Ontem, viam a reunião como a chance de dar um fim a semanas de indefinições. Alguns percorriam bancas de jornais para saber do resultado da reunião em Roma, perguntando a cada cinco minutos aos jornalistas e fazendo as contas de qual trem poderiam pegar para ir a Marselha, Nice, Lyon e Paris.
O resultado da cúpula foi uma ducha de água fria. "Quem achava que tinha chegado ao paraíso se enganou", afirmou ao Estado o imigrante tunisiano, Murad Ibrahim, pai de três crianças que ficaram em seu país. "Chegamos à Europa. Mas não chegamos ao local onde planejávamos transformar nossos sonhos em realidade. O que é que Sarkozy e Berlusconi fizeram? Almoçaram, tomaram vinho e nos chutaram de novo. Falam que querem a democracia nos países árabes. Mas não estão dispostos a nos tratar como irmãos", disse.

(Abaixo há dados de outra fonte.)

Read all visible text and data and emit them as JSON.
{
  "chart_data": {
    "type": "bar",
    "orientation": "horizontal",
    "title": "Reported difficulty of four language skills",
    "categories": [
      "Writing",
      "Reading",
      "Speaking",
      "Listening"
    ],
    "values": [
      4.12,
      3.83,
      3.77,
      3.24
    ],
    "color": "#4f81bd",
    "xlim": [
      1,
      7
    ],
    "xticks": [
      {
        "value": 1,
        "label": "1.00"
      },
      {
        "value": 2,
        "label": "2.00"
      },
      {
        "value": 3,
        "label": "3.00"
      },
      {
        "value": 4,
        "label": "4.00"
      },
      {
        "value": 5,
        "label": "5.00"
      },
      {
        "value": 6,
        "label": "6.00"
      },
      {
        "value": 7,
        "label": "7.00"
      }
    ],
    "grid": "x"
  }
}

"Onde está a humanidade de Sarkozy e de sua mulher italiana (Carla Bruni)?", questionou Mahmoud Chauzy, estudante de direito na Tunísia. "Para cruzar a fronteira para a França, Sarkozy exige que tenhamos uma renda de 2 mil por mês, residência fixa e um contato na França. Será que ele não sabe que estamos em guerra?"

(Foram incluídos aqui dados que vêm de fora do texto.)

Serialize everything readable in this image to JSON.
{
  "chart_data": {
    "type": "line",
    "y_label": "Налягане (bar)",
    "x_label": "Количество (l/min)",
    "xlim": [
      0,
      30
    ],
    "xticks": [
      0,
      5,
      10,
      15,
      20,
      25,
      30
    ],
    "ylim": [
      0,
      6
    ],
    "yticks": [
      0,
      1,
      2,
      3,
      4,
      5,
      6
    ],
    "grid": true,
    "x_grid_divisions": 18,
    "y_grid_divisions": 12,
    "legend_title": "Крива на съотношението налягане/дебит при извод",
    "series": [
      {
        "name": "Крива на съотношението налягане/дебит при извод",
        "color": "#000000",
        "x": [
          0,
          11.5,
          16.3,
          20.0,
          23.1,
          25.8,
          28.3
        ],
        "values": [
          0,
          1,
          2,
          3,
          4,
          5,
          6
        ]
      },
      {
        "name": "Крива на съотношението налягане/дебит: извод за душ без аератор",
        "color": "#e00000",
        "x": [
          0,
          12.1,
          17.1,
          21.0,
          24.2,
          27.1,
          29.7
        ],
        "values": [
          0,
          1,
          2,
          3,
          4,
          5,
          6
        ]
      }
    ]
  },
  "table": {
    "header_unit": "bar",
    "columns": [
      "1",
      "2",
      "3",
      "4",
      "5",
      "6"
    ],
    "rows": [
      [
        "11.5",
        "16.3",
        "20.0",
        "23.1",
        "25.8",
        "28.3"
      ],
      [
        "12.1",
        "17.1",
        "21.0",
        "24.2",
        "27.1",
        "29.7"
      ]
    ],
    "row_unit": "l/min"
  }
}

"A juventude árabe perdeu a fé no projeto europeu de democracia e liberdade. Dizem que precisamos nos libertar de nossos ditadores. Mas quando chegamos aqui fugindo da morte, somos recebidos por policiais armados que exigem que voltemos a nossos países de origem", alertou Chauzy.

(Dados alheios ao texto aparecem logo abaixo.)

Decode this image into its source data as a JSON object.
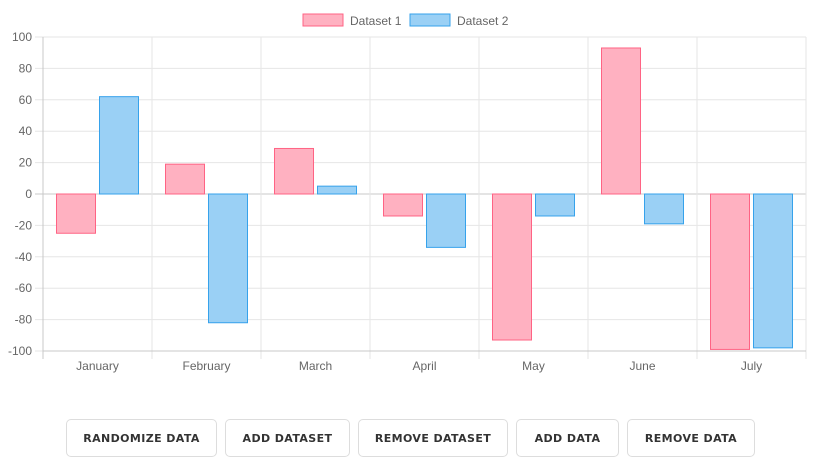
{
  "chart_data": {
    "type": "bar",
    "categories": [
      "January",
      "February",
      "March",
      "April",
      "May",
      "June",
      "July"
    ],
    "series": [
      {
        "name": "Dataset 1",
        "values": [
          -25,
          19,
          29,
          -14,
          -93,
          93,
          -99
        ],
        "fill": "#ffb1c1",
        "stroke": "#ff6384"
      },
      {
        "name": "Dataset 2",
        "values": [
          62,
          -82,
          5,
          -34,
          -14,
          -19,
          -98
        ],
        "fill": "#9ad0f5",
        "stroke": "#36a2eb"
      }
    ],
    "yticks": [
      "100",
      "80",
      "60",
      "40",
      "20",
      "0",
      "-20",
      "-40",
      "-60",
      "-80",
      "-100"
    ],
    "ylim": [
      -100,
      100
    ],
    "grid": true,
    "legend_position": "top"
  },
  "buttons": {
    "randomize": "RANDOMIZE DATA",
    "add_dataset": "ADD DATASET",
    "remove_dataset": "REMOVE DATASET",
    "add_data": "ADD DATA",
    "remove_data": "REMOVE DATA"
  }
}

A frustração logo deu lugar à tensão na pequena cidade. Um grupo de imigrantes que tomava café num bar diante da estação de trem se recusou a pagar, alegando que não tinham dinheiro, Um início de confusão foi registrado. A polícia destacou todo um batalhão para garantir a segurança na região.
PARA ENTENDER
Pacto permite livre circulação entre países
O Acordo de Schengen é uma convenção firmada entre países europeus que permite a livre circulação de pessoas em várias nações do continente. Ao todo, são signatários do tratado 22 membros da União Europeia (Bulgária, Romênia e Chipre ainda aguardam sinal verde para entrar) e mais Islândia, Noruega e Suíça - Grã-Bretanha e Irlanda optaram por ficar de fora do acordo e apenas cooperam em matéria penal e judicial com os demais. Os países que aderiram ao acordo, porém, se comprometeram a compensar a ausência de controle nas fronteiras internas com um aumento da fiscalização da entrada de imigrantes. O presidente francês, Nicolas Sarkozy, e o primeiro-ministro italiano, Sílvio Berlusconi, defendem a flexibilização do tratado, para evitar a onda migratória, e o restabelecimento temporário do controle fronteiriço. Um eventual desaparecimento do "espaço Schengen", no entanto, é pouco provável, pois tornaria necessária também a apresentação de passaporte nas fronteiras, cujos postos de controle, na maioria dos casos, já estão desativados.